Saanich mayor cautiously optimistic about provincial plan for municipal auditor

Premier Christy Clark last week made good on a campaign promise, saying a municipal auditor would be established by the province to help highlight cost savings measures.

  • Aug. 15, 2011 11:00 a.m.

The prospect of a municipal auditor-general coming in and inspecting Saanich’s books is a great resource, says the mayor.

A former longtime business owner, Frank Leonard says auditors help provide productive options to improve practices within a company. In Saanich, that would “help us see if there’s something we could do better,” Leonard said.

“Part of the bias I have is from my experience in business. I’ve never seen an auditor as an adversary, I see an auditor as a resource.”

Premier Christy Clark last week made good on a campaign promise, saying a municipal auditor would be established by the province to help highlight cost savings measures.

“More than half of our municipalities have populations under 5,000,” said Oak Bay-Gordon Head MLA Ida Chong, who is currently Minister of Community, Sport and Cultural Development. “They don’t have the capacity to do value-for-money audits or performance audits.”
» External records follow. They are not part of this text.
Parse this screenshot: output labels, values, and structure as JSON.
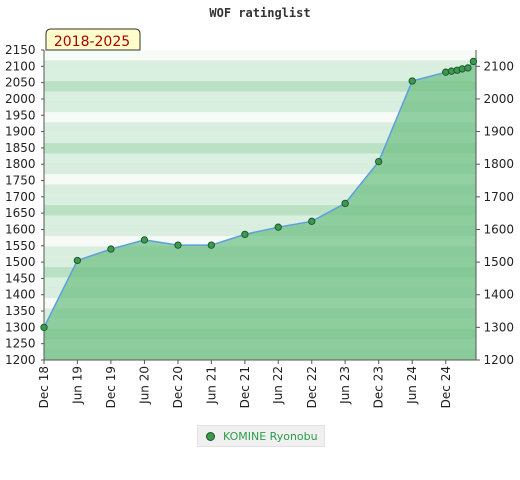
{
  "chart_data": {
    "type": "area",
    "title": "WOF ratinglist",
    "period_badge": "2018-2025",
    "x": [
      "2018-12-01",
      "2019-06-01",
      "2019-12-01",
      "2020-06-01",
      "2020-12-01",
      "2021-06-01",
      "2021-12-01",
      "2022-06-01",
      "2022-12-01",
      "2023-06-01",
      "2023-12-01",
      "2024-06-01",
      "2024-12-01",
      "2025-01-01",
      "2025-02-01",
      "2025-03-01",
      "2025-04-01",
      "2025-05-01"
    ],
    "series": [
      {
        "name": "KOMINE Ryonobu",
        "values": [
          1300,
          1505,
          1540,
          1568,
          1552,
          1552,
          1585,
          1607,
          1625,
          1680,
          1808,
          2055,
          2082,
          2085,
          2088,
          2092,
          2095,
          2115
        ]
      }
    ],
    "x_tick_labels": [
      "Dec 18",
      "Jun 19",
      "Dec 19",
      "Jun 20",
      "Dec 20",
      "Jun 21",
      "Dec 21",
      "Jun 22",
      "Dec 22",
      "Jun 23",
      "Dec 23",
      "Jun 24",
      "Dec 24"
    ],
    "y_left_ticks": [
      1200,
      1250,
      1300,
      1350,
      1400,
      1450,
      1500,
      1550,
      1600,
      1650,
      1700,
      1750,
      1800,
      1850,
      1900,
      1950,
      2000,
      2050,
      2100,
      2150
    ],
    "y_right_ticks": [
      1200,
      1300,
      1400,
      1500,
      1600,
      1700,
      1800,
      1900,
      2000,
      2100
    ],
    "ylim": [
      1200,
      2150
    ],
    "legend_position": "bottom-center",
    "colors": {
      "fill": "#7cc690",
      "line": "#5b9fe0",
      "marker": "#3a9a4e",
      "badge_bg": "#ffffcc",
      "badge_text": "#aa0000",
      "legend_text": "#2a9d4a"
    }
  },
  "legend": {
    "label": "KOMINE Ryonobu"
  }
}
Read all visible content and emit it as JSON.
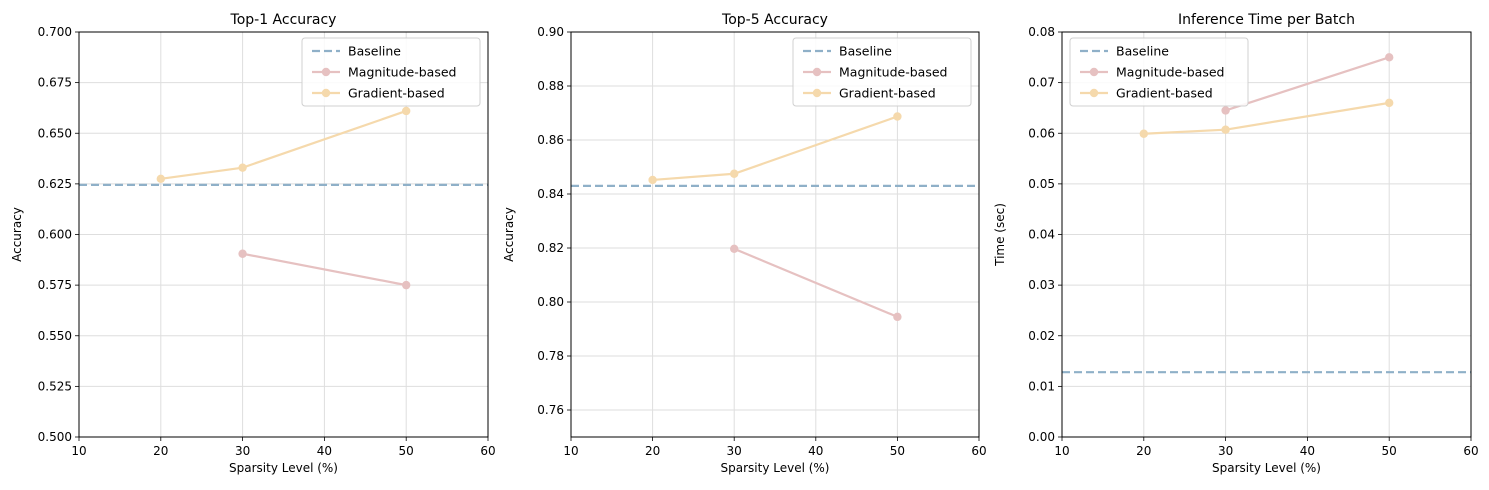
{
  "colors": {
    "baseline": "#8FB0C8",
    "magnitude": "#E6C1C1",
    "gradient": "#F5D9AC",
    "grid": "#DEDEDE",
    "axis": "#000000"
  },
  "chart_data": [
    {
      "type": "line",
      "title": "Top-1 Accuracy",
      "xlabel": "Sparsity Level (%)",
      "ylabel": "Accuracy",
      "xlim": [
        10,
        60
      ],
      "ylim": [
        0.5,
        0.7
      ],
      "xticks": [
        "10",
        "20",
        "30",
        "40",
        "50",
        "60"
      ],
      "yticks": [
        "0.500",
        "0.525",
        "0.550",
        "0.575",
        "0.600",
        "0.625",
        "0.650",
        "0.675",
        "0.700"
      ],
      "grid": true,
      "legend_position": "top-right",
      "baseline": {
        "name": "Baseline",
        "value": 0.6245
      },
      "series": [
        {
          "name": "Magnitude-based",
          "x": [
            30,
            50
          ],
          "y": [
            0.5905,
            0.575
          ]
        },
        {
          "name": "Gradient-based",
          "x": [
            20,
            30,
            50
          ],
          "y": [
            0.6275,
            0.633,
            0.661
          ]
        }
      ]
    },
    {
      "type": "line",
      "title": "Top-5 Accuracy",
      "xlabel": "Sparsity Level (%)",
      "ylabel": "Accuracy",
      "xlim": [
        10,
        60
      ],
      "ylim": [
        0.75,
        0.9
      ],
      "xticks": [
        "10",
        "20",
        "30",
        "40",
        "50",
        "60"
      ],
      "yticks": [
        "0.76",
        "0.78",
        "0.80",
        "0.82",
        "0.84",
        "0.86",
        "0.88",
        "0.90"
      ],
      "grid": true,
      "legend_position": "top-right",
      "baseline": {
        "name": "Baseline",
        "value": 0.843
      },
      "series": [
        {
          "name": "Magnitude-based",
          "x": [
            30,
            50
          ],
          "y": [
            0.8197,
            0.7945
          ]
        },
        {
          "name": "Gradient-based",
          "x": [
            20,
            30,
            50
          ],
          "y": [
            0.8452,
            0.8475,
            0.8687
          ]
        }
      ]
    },
    {
      "type": "line",
      "title": "Inference Time per Batch",
      "xlabel": "Sparsity Level (%)",
      "ylabel": "Time (sec)",
      "xlim": [
        10,
        60
      ],
      "ylim": [
        0,
        0.08
      ],
      "xticks": [
        "10",
        "20",
        "30",
        "40",
        "50",
        "60"
      ],
      "yticks": [
        "0.00",
        "0.01",
        "0.02",
        "0.03",
        "0.04",
        "0.05",
        "0.06",
        "0.07",
        "0.08"
      ],
      "grid": true,
      "legend_position": "top-left",
      "baseline": {
        "name": "Baseline",
        "value": 0.0128
      },
      "series": [
        {
          "name": "Magnitude-based",
          "x": [
            30,
            50
          ],
          "y": [
            0.0645,
            0.075
          ]
        },
        {
          "name": "Gradient-based",
          "x": [
            20,
            30,
            50
          ],
          "y": [
            0.0599,
            0.0607,
            0.066
          ]
        }
      ]
    }
  ]
}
Saanich, with a population of 113,000, doesn’t fit into that category. For a municipality our size, Leonard can’t see the auditor coming in to look at the operating budget. Rather, he anticipates audits of services or projects.

“A better use of their time would be to look at a particular service, say policing in Greater Victoria, which is expensive, or a project like building a bridge or an LRT or a sewage treatment plan, and audit that expenditure to see if taxpayers got value for their money,” Leonard said. “The provincial auditor or comptroller general don’t usually look at the day-to-day operating budget, but if (a municipal auditor) every knocked I would never be reluctant, I’d say ‘Come on in.'”
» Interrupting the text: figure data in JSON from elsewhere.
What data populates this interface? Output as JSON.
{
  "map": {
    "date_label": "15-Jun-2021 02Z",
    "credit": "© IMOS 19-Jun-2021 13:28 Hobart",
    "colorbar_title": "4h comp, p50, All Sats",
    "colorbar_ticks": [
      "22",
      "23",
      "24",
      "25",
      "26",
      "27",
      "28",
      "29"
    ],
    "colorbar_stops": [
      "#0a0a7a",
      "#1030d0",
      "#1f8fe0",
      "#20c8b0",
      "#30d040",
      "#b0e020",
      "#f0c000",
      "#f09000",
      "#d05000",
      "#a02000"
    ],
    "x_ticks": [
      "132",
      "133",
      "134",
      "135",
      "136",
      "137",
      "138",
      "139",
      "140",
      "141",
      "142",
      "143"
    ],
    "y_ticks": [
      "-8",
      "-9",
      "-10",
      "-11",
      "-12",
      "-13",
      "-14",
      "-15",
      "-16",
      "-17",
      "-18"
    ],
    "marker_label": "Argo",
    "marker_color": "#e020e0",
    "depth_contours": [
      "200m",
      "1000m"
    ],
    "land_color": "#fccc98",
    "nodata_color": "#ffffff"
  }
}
Leonard isn’t championing the auditor-general idea just yet, though. His colleagues at the Union of B.C. Municipalities need clarification on the idea.

“(UBCM executives) stressed that local governments have a strong interest in a robust accountability system. Questions (the UBCM) has posed about (the need for a municipal auditor general) should not be taken as questioning the need for local government accountability,” said a press release from the UBCM.

If there is concern about the accountability of municipalities, the UBCM says there could be better alternatives than a provincially mandated auditor general.

“In past years initiatives have been collaborative (between the province and UBCM),” Leonard said. “I think this got off on the wrong foot. It was an announcement (from the province) taken as ‘this is going to happen,’ so everything subsequent (by the UBCM) is a reaction. They’re tripped up on the process, which doesn’t appear to have been collaborative.”

Chong’s office has sent out a survey to municipalities and regional districts across B.C. The survey asks municipalities if an auditor should have authority over other local bodies as well.

The B.C. government took similar steps to oversee school districts, imposing common payroll and personnel systems on boards of education and appointing “superintendents of achievement” to monitor district efforts to raise student performance.